Qui ne se ressemble pas s'assemble. (Crédit: Wild Bunch Distribution).

Qui ne se ressemble pas s’assemble. (Crédit: Wild Bunch Distribution)

Main dans la main, le troisième long métrage de Valérie Donzelli, m’a enchanté. La réalisatrice possède un style bien à elle dont on se réjouit dès les premières minutes. A commencer par cette voix off façon Nouvelle Vague, tantôt masculine, tantôt féminine,  qui présente les personnages principaux ou décrit leurs émotions. S’ensuivent ces filtres rétros et colorés, ces belles images kaléidoscopiques; cette musique elle aussi vintage, toujours bien choisie (La vie parisienne chantée par Micheline Presle et Main dans la main du duo eighties Elli & Jacno font désormais partie des titres les plus écoutés de mon Ipod).

Dans le bouleversant La Guerre est déclarée (parmi les nommés pour le meilleur scénario repartis bredouille aux Césars 2012), Valérie Donzelli et Jérémie Elkaïm, sous les traits de Juliette et Roméo, racontaient un épisode douloureux de leur vie: leur combat face à la maladie de leur garçon. Ici, Valérie est toujours l’Inséparable de Jérémie mais à un autre niveau: elle incarne sa sœur complice, un chouia possessive. Un obstacle barre toujours la route du couple au centre de la romance mais sous une autre forme: Jérémie, alias Joachim Fox, miroitier de province, se trouve -au sens propre- lié d’amour à Hélène Marchal, directrice de l’Opéra Garnier. Depuis un baiser échangé subitement, l’un ne peut aller sans l’autre, alors que tout les oppose. L’obstacle c’est ce sort inchangeable, qui d’abord les étouffe avant qu’ils apprennent progressivement à le gérer, à s’en accommoder; à s’aimer. L’obstacle c’est cette différence sociale, cet écart de personnalités. Elle, grande bourgeoise rigide, disciplinée, pétrifiée; lui, skateur-rêveur au cœur tendre, un peu paumé.

Ce qu’il y a de touchant dans les films de Donzelli, ce sont ces moments drôles et délicats comme ce passage où Jean-Pierre se prend le talon de Véro dans le pied ou encore celui où, avec Joachim, Constance de la Porte observe un «trouple» depuis sa fenêtre.
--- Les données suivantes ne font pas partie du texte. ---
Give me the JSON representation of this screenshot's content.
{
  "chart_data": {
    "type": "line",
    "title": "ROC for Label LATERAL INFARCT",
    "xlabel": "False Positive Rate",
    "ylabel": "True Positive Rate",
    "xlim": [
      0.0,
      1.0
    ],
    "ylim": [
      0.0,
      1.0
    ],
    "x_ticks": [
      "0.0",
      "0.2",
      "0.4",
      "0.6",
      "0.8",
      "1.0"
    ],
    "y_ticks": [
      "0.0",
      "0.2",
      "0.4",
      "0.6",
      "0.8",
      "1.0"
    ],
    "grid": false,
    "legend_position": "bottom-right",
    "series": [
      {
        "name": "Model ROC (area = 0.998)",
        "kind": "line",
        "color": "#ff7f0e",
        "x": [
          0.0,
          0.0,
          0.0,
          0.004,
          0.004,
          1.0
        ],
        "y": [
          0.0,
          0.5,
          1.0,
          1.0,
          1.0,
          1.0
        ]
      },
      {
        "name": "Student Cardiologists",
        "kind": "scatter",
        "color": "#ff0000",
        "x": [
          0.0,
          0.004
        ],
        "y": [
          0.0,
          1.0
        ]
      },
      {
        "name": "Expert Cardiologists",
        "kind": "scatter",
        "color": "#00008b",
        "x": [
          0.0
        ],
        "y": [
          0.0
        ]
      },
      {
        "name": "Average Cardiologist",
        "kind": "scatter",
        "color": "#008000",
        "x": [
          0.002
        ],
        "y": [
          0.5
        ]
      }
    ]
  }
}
Ce sont aussi ces déclarations d’amour en chanson: dans La Guerre est déclarée, c’était celle-ci, dans Main dans la main: une scène sublime où Joachim mime les paroles de la ballade de Sophia Tucker.

En dépit d’un happy end peu crédible (cela dit le scénario ne l’est pas moins), Main dans la main en vaut vraiment le coup. Ne serait-ce que pour la grande classe de l’autre Valérie.